Il n’existe pas de science de l’avenir ; il n’existe que des hypothèses. Ce sont ces dernières, et encore sans prétendre à l’exhaustivité, que nous envisageons dans le dossier qui suit.
Est-il possible de penser l’après-Covid, de poser en les renouvelant dans leurs réponses les questions que l’épidémie suscite, de traverser le miroir du présent pour se projeter dans le futur, de distinguer qui relève de l’immédiat de ce qui ressort à terme de la durée, d’embrasser les perspectives qui viennent sans exagérer la portée du présent ? Exercice complexe, délicat, incertain. Il faut s’y adonner avec la prudence que l’expérience du passé prodigue et avec l’audace qu’une prospective réaliste peut potentiellement générer. Science, technologie, économie, liberté, géopolitique, social, tout est revisité, réinterprété, réinterrogé dans un immense mouvement d’examen de nos certitudes, de nos pratiques, de nos représentations.
Depuis presque deux années maintenant, par sa longévité, son imprévisibilité, sa globalité aussi, la crise sanitaire incite à convaincre chacun d’entre nous que cette traversée épidémique transforme en profondeur nos sociétés.
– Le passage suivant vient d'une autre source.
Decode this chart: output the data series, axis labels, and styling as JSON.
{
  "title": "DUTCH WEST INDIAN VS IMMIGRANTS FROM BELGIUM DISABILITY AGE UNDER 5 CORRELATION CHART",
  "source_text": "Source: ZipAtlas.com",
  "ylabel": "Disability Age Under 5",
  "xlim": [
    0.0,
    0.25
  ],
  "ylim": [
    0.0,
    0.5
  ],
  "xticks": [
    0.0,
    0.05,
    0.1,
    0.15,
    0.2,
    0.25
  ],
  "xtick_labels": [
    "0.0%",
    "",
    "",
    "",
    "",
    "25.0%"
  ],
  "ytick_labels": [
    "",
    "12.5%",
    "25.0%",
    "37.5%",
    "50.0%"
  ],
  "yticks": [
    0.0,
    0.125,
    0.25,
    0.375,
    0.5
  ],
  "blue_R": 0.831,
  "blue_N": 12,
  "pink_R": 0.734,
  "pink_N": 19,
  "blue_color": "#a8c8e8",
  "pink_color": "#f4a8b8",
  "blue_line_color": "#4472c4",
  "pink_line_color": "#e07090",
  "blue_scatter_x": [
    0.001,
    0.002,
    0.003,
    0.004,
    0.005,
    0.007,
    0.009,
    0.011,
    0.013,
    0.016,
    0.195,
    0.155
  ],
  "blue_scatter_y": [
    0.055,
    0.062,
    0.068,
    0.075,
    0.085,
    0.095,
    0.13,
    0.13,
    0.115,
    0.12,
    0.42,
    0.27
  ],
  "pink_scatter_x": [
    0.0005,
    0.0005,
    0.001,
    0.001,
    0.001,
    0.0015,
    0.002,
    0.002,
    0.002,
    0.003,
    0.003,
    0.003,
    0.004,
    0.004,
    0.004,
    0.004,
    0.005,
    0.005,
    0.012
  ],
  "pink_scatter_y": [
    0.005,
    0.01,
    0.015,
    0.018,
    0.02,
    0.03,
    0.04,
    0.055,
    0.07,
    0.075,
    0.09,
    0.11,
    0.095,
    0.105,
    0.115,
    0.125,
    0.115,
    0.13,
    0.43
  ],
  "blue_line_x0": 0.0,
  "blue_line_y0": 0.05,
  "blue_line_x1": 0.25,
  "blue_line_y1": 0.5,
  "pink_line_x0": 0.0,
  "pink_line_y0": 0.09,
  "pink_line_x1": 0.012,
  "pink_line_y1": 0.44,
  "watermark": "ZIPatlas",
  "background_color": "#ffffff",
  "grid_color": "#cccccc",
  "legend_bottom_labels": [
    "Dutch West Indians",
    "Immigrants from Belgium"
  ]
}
Et elle constitue en effet un incommensurable levier de métamorphoses dont nous n’avons pas fini, loin de là, de mesurer l’impact. Reste à savoir et comprendre dans quel chemin tout ceci nous engage, car si « le monde d’après » promis par le Président en exercice est celui que nous vivrions d’ores et déjà, il faudrait légitimement s’en inquiéter. L’économie perfusée et les libertés entravées sont à ce stade l’empreinte d’une existence sous Covid. C’est un pis-aller et non un renouveau. C’est un stand-by à plus d’un titre régressif. Le provisoire s’est installé sous les vagues successives tant des différents variants que d’injonctions mandarinales contradictoires dont il conviendra, le moment venu, d’établir l’inventaire. Le brouillard à ce stade reste dominant, mais tout l’objet consiste à essayer d’en percer les nappes pour voir plus loin. Il faudra évidemment se réinventer en tirant tous les enseignements, pour reprendre la dichotomie féconde de Péguy, des périodes successives qui ont précédé le déclenchement de la pandémie et espérer très fort en l’assomption d’une époque refondatrice.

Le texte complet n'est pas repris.